CNN^{2}: Viewpoint Generalization via a Binocular Vision

Part of Advances in Neural Information Processing Systems 32 (NeurIPS 2019)

AuthorFeedback Bibtex MetaReview Metadata Paper Reviews Supplemental


Wei-Da Chen, Shan-Hung (Brandon) Wu


The Convolutional Neural Networks (CNNs) have laid the foundation for many techniques in various applications. Despite achieving remarkable performance in some tasks, the 3D viewpoint generalizability of CNNs is still far behind humans visual capabilities. Although recent efforts, such as the Capsule Networks, have been made to address this issue, these new models are either hard to train and/or incompatible with existing CNN-based techniques specialized for different applications.

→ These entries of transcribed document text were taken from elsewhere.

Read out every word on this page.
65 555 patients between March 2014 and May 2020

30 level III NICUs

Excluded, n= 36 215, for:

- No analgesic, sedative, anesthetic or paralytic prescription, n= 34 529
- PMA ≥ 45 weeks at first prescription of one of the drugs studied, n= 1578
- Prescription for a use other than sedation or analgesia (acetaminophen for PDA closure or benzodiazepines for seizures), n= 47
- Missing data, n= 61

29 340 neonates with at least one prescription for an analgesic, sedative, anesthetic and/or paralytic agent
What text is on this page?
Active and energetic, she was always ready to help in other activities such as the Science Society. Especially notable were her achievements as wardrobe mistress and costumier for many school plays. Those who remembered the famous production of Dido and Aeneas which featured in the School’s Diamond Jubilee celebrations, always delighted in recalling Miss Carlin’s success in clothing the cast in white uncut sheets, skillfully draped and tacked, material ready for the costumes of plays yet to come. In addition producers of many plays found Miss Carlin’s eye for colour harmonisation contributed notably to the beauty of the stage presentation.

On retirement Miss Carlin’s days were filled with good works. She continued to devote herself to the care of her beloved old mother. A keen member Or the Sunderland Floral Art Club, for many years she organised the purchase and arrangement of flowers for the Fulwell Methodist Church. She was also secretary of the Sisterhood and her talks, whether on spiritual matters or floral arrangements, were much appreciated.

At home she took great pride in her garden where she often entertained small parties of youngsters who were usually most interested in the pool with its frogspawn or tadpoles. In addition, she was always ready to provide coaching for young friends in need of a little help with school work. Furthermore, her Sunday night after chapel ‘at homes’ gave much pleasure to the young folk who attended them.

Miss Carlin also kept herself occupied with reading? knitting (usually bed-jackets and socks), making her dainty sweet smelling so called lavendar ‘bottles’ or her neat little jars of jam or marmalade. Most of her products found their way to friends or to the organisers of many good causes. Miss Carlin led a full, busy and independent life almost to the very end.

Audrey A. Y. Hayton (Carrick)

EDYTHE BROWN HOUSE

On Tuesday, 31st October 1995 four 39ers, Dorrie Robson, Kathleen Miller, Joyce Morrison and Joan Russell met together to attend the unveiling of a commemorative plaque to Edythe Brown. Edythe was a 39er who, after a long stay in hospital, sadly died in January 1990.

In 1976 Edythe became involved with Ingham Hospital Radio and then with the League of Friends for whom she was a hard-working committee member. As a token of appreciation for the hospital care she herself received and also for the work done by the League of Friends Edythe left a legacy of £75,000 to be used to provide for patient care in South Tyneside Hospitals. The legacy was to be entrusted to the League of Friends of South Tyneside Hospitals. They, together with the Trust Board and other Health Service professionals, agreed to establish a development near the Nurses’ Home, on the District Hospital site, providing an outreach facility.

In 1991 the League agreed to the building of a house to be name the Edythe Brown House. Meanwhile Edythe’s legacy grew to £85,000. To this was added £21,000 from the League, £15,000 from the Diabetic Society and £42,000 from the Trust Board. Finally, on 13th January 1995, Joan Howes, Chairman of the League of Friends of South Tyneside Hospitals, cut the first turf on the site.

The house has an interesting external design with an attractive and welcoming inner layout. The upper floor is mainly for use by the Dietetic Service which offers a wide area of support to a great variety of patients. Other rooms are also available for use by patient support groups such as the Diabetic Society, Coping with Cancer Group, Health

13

Observing that humans use binocular vision to understand the world, we study in this paper whether the 3D viewpoint generalizability of CNNs can be achieved via a binocular vision. We propose CNN^{2}, a CNN that takes two images as input, which resembles the process of an object being viewed from the left eye and the right eye. CNN^{2} uses novel augmentation, pooling, and convolutional layers to learn a sense of three-dimensionality in a recursive manner. Empirical evaluation shows that CNN^{2} has improved viewpoint generalizability compared to vanilla CNNs. Furthermore, CNN^{2} is easy to implement and train, and is compatible with existing CNN-based specialized techniques for different applications.